Similar to points, there is a type of local currency. It is used as a means of exchanging goods and services only within a region, and is used not only for economic effects but also as a means of stimulating volunteer activities and exchanges in the region. In recent years, it has become possible to record this local currency on electronic money such as Suica and PASMO.Footnote 17 At present, this information is stored separately from electronic money, but just as airline mileage and points at mass merchandisers have somehow become exchangeable for electronic money, we should assume that local currencies may become national currencies through private-sector exchange markets.

5.7 Conclusion

In this chapter, after looking at the overview of e-money and its actual diffusion, we examined the actual usage based on more detailed micro-data. The results show that 24.4% of households in Japan have e-money, with the Kanto region having the highest percentage at 44.3%, and that the majority of users are in the 25–49 age group and use e-money for transportation. In addition, e-money is mainly chosen for payments of less than 1,000 yen, and its usage rate is likely to be high among single people.

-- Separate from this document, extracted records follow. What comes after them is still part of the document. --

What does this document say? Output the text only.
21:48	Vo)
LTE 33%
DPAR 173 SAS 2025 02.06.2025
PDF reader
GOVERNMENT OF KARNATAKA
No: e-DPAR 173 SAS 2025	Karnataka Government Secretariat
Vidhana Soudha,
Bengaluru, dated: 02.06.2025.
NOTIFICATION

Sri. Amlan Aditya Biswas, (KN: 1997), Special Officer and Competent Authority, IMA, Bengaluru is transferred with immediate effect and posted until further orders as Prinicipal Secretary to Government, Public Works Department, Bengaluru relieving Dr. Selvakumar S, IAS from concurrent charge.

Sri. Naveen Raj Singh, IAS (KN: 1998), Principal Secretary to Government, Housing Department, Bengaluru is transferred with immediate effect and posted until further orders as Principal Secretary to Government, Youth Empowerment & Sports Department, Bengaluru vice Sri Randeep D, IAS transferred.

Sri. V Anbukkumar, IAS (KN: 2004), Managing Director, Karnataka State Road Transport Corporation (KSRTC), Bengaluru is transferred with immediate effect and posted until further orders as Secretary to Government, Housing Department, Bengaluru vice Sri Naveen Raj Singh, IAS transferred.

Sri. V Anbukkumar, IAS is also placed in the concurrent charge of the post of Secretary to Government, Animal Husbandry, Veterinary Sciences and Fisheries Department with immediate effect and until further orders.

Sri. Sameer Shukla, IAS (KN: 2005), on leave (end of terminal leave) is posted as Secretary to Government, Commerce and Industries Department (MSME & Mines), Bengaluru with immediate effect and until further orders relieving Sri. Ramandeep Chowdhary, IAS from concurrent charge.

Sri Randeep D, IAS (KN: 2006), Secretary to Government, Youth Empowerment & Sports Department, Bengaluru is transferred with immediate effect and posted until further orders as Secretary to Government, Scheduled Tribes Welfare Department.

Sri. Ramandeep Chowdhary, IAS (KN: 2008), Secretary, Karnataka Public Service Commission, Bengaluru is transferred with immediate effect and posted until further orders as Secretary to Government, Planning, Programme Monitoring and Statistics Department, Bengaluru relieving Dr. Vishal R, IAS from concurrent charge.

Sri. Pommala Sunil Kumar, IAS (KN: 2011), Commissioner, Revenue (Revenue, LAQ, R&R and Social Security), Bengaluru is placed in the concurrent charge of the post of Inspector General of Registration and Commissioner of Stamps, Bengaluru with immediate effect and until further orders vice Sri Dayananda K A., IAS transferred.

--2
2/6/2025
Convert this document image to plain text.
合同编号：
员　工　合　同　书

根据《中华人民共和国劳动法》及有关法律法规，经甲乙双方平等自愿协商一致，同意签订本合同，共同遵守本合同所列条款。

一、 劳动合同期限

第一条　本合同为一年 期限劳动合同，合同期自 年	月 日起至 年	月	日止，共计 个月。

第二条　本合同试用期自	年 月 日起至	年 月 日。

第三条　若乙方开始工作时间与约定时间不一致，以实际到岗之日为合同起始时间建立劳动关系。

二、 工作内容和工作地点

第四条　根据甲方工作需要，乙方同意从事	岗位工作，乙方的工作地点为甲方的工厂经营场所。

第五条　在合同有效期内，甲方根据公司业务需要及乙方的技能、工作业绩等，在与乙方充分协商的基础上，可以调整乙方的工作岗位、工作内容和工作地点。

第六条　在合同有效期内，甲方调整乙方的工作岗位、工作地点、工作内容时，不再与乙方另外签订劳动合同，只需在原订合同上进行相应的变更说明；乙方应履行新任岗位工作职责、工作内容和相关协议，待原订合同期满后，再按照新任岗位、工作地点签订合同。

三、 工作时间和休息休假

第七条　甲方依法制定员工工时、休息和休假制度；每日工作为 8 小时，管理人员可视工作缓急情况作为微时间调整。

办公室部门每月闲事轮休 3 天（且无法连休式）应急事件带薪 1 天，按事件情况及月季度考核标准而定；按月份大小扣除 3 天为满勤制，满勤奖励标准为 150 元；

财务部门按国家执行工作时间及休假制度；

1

Furthermore, as a result of estimating the money demand function, it is clear that the demand for small denominations of 50 yen coins and below has declined due to the spread of electronic money. On the other hand, the demand for 1,000 yen bills has increased due to the spread of e-money, which is used for recharging and other purposes, indicating that e-money is not a one-way substitute for money. Although not demonstrated here, the results of Fujiki and Tanaka (2009) and other studies indicate that during the diffusion period of e-money, the demand for money may temporarily increase because the need to hold both money and e-money arises due to uncertainty about the acceptability of e-money. In addition, the money demand elasticity of e-money is extremely low, and the impact of e-money on money demand is found to be limited even during periods of rapidly expanding use such as the current period.

Looking at these results, it can be expected that e-money will be one of the payment methods and that it will be neutral to the real economy in the long run, and that it will have no impact on money demand in the long run. The widespread use of e-money is a kind of infrastructure development, which may provide business opportunities for companies involved in it, but it is unlikely to have an impact that will change the nature of the real economy.

However, electronic money is not limited to time-saving settlements at automatic ticket gates of transportation systems and convenience stores; it also has a high potential to become a highly convenient means of payment for the elderly who find handling small change cumbersome in an aging society. Furthermore, electronic money is also an effective means of saving resources in the form of small denominations of money and expanding the degree of freedom in setting prices. It would be desirable to make active use of these new technologies.

It is necessary to develop a legal system and set accounting standards for this purpose. It will also be important to develop and publish e-money-related statistics in order to understand the actual situation surrounding e-money.